In all sports, coaches are asked if outside distractions affect their team, and 99% of the time, coaches will say that they block them out and continue to power through and focus on the task at hand. I never thought this was realistic, nor did I think it was truthful, but since I was not in the locker room, I was in no position to refute this statement. So today, when Coach Flip Saunders was asked if this week’s events were a distraction to the team, his honesty was quite refreshing. “There’s no question, it’s a distraction, from the standpoint of having to talk to people [investigators], media, and trying to talk to them wherever, that’s a distraction,” a candid Saunders said before the game. “I think what it is, it’s almost a surreal situation…a foggy type situation. But we’re doing the best we can.” Saunders also mentioned that after the confrontation on the plane between Crittenton and Arenas, he banned gambling on the team plane.
[Craig Stouffer – Washington Examiner: Wizards 104, Magic 97: Bet you didn’t think that was going to happen]

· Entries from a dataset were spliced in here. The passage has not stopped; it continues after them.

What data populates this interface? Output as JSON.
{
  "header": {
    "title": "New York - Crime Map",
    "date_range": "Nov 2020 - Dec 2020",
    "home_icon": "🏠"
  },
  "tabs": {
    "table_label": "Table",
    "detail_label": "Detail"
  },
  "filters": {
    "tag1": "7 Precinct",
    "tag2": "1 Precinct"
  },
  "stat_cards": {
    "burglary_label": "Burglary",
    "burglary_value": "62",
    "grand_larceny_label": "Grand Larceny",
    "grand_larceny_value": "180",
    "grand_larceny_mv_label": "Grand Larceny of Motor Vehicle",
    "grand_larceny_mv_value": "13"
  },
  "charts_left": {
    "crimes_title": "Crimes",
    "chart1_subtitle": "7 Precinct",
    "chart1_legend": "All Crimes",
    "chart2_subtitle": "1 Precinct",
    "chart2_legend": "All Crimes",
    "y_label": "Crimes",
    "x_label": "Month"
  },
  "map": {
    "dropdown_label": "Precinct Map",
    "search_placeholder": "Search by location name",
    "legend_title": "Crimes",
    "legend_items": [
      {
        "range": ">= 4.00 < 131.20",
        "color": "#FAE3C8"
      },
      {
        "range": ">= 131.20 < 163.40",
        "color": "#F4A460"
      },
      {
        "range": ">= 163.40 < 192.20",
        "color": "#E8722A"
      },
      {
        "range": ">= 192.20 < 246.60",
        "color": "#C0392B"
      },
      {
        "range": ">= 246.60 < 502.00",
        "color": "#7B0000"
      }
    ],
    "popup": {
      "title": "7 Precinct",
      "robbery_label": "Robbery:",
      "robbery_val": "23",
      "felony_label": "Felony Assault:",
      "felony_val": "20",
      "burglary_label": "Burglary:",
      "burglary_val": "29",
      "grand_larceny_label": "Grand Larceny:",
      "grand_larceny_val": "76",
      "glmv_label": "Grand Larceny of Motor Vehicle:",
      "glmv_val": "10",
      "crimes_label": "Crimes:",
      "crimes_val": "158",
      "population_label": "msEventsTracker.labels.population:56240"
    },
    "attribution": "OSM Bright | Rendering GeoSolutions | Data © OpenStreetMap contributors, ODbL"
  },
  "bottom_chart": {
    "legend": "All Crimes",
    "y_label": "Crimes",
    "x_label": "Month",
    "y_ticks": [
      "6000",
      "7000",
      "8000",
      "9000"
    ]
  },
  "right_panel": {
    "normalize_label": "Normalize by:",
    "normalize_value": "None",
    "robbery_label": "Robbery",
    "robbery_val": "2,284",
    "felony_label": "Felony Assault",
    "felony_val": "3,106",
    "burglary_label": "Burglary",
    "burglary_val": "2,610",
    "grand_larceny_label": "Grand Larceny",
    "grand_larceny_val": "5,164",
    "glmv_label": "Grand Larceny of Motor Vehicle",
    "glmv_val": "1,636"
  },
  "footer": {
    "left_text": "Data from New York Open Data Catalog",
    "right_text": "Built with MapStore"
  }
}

Brendan Haywood’s After all, Howard did finish with 23 points and 11 rebounds. What was more remarkable than how effective Haywood was, was simply that he did it all by himself — and the Wizards stuck to the game plan and let him do it. That allowed them to focus on contesting three-pointers, and the Magic struggled from beyond the arc, hitting just 7 of 27 attempts. Wait a second, did I just describe the Wizards contesting shots and following a game plan? Must be the toxins released while my basement was floor had to be ripped up tonight following a sewer rehab project gone horribly wrong on my street. But I digress…
The Magic are surely scratching their heads after this loss. They looked to be a stop or two away from securing victory when they held the aforementioned 81-71 lead, but Washington countered with two three-pointers to make a four-point game of it, and the Magic melted down from there. A Mickael Pietrus layup extended their lead to 6, but Brandon Bass was whistled for an iffy shooting foul on Jamison on the Wizards’ ensuing possession. Bass earned a technical as he stormed off the floor, with Butler sinking the technical foul shot and Jamison converting his chances for yet another three-point possession. Fittingly enough, given Orlando’s struggles in this area of late, Washington took the lead for good when Haywood followed Caron Butler’s missed jumper, making the score 86-85. A clearly rattled Orlando team went the next 4:45 without a field goal as the Wizards extended their lead to 96-89, putting the game realistically out of reach–the way Orlando was shooting, it could not hope to surmount a three-possession deficit with 2:46 to play.
[Zach McCann – Orlando Magic Daily: Fortunately for the Orlando Magic, they can make it all better tonight]
Against the Wizards, it appeared the Magic were in their own heads. Up by double digits early in the fourth quarter, a couple of 3s or consecutive stops likely would’ve wrapped up the victory for Orlando – especially against a team in seemingly disarray such as the Wizards (though the Wizards and their fans were rocking in the fourth quarter; can’t dispute that).
As Washington started to creep back into the game, you could see Orlando begin to melt down. They stopped running their offense the way it’s supposed to be run; inside, then out. Guys started chucking up shots, players barked at officials (both Rashard Lewis and Brandon Bass were hit with technicals), and the Magic simply couldn’t get a stop or sink a field goal in the game’s waning minutes. It was a forgettable performance, to say the least. And it was the fourth forgettable performance in a row.